Do nuts grow on Christmas trees?

     Just as the dollar stores start selling Halloween candy right after the Fourth of July, so, it seems, that productions of The Nutcracker Suite start to multiply like clothes hangers in a darkened closet, right after all the little Ninja Turtles, Power Rangers, and Cinderellas have returned to their coffins after an evening of trick or treating.

     The first seems to be the Tree Fort production of The Storybook Nutcracker on the 18th at the Crossings at Siesta Key mall. Then things really start hopping in December with the Sarasota Cuban Ballet School’s students performing The Nutcracker at the Sarasota Opera House on Dec. 1. Students of the Diane Partington Studio of Classical Ballet will be there on the 9th and those of the Star Dance Academy on the 10th. Students of the Sarasota Ballet Conservatory will be holding forth at the Opera House on both Dec. 17 and 18 with their version. Finally, the Nutcracker Magical Christmas Ballet tiptoes in a few days after Christmas on December 28 for two performances at the Van Wezel. More info at Treefortproduction.com and Sarasotaopera.org and Vanwezel.org.

     From Nov. 18 through Dec. 31, Nick Wallenda and the Circus Arts Conservatory will be presenting Brave New Wonderland, a holiday themed circus extravaganza at Benderson Park. An overlapping circus treat is Candyland running from Dec. 27 through 31. This is not Candyland: The Board Game because you certainly will not be bored by these acclaimed young circus artists performing at the Sailor Circus Arena. Info for both at Circusarts.org.

Heads up

     While the Sarasota Concert Associations music presentations will not start until January, one can get a jump start on the season with two music lectures by past president of the SCA, Joy McIntyre, at Selby Library on the mornings of Nov. 8 and 15, The first, The Lure of Power and Gold, and the second, The Case of Die Walküre – The Price of Love. Secure free reservations at SarasotaMusicArchive.org and you’re good to go.

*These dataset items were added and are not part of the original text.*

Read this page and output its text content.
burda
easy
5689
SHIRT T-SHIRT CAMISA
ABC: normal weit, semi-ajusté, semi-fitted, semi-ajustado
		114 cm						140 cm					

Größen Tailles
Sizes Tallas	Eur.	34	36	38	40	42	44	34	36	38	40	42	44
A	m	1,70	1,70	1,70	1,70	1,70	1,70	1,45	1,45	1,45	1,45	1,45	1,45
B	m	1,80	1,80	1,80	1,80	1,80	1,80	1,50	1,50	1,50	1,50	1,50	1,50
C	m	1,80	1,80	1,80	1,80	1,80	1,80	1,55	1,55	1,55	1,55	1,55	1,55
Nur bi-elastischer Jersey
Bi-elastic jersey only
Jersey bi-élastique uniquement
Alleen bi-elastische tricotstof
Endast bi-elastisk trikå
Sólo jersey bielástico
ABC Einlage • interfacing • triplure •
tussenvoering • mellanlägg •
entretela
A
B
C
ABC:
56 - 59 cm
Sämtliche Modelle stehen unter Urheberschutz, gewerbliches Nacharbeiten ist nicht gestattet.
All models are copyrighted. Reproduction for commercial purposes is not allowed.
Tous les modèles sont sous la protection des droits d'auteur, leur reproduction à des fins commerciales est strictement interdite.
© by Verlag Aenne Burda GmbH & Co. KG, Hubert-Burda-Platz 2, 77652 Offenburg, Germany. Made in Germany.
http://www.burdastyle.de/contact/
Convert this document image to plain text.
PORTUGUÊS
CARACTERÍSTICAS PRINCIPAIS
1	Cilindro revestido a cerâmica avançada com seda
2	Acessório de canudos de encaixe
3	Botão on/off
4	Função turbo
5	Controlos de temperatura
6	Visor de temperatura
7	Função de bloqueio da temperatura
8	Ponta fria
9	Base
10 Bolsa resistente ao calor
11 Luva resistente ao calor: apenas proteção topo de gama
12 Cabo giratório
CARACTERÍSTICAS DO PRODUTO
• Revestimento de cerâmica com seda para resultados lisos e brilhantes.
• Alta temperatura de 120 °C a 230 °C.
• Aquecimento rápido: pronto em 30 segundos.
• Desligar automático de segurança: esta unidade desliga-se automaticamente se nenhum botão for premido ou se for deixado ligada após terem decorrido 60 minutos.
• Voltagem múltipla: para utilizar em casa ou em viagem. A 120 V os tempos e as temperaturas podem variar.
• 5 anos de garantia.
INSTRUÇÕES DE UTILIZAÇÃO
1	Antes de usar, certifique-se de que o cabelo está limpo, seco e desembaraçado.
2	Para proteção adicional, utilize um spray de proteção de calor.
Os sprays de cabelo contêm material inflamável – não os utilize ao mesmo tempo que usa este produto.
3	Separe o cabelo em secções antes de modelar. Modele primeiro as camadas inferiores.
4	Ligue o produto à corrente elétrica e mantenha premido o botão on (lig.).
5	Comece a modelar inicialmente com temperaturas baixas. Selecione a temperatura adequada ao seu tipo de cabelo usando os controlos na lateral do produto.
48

     No plans for the late afternoon of the 15th? How about listening in on a chamber concert at the Sarasota Art Museum when the Tobias Quartet performs Beethoven’s String Quartet No. 2 in G Major and Ravel’s String Quartet in F Major. The players are all alumni of the Perlman Music Program, all studied together at Juilliard and then appeared at various music festivals – and now, for you, here in Sarasota. Info at Perlmanmusicprogramsuncoast.org for this concert and for the Perlman Music Festival here in January.

They’re baaaack!

     Who’s back? All the people who love to stroll, in the cool of a fall evening, up one side of Palm Avenue and down the other. And why not? Artists did not stop painting, drawing, molding, sketching, or casting during the past two COVID-19-inflicted years, so there should be lots of good work to see. 

     Sarasota’s First Friday Art Walk has actually been going on all year but this is the first time that the walk will be as cool as the art.

     Nov. 3, being the first Friday of this month, continues the year’s favorite fall/winter exercise. Festivities are from 6 to 9 p.m. and include not just the art in the galleries, which are staying open just for you, but the occasional guitar or string quartet that you meet along the way. Some of the galleries entice you with a glass of wine so that you will linger a bit longer. Lingering helps one to focus, which adds to the pleasure, and pleasure is what this evening is all about. 

     It’s also fun to visit old and new friends. The old friends are those that you’ve not seen in ever so long. And the new friends might be a gallery or two that you’ve not visited. One such gallery is an old friend from the Rosemary District that has moved to Palm Avenue just in time for this month’s walk. The MARA Art Gallery is having its opening with old and new artists. One whose work you might have seen is Javier Suárez who last exhibited at the Art Ovation Hotel last year. A new one, for some, would be Pamela Olin who works with steel, glass, paint and other materials.

     And don’t forget your favorites like Jorge Blanco at the Ford Galleries on Pineapple. Also, The State of the Arts on State Street, or others on Main. Stand at the right spot and everywhere you look, it’s art. And why not, it’s Sarasota.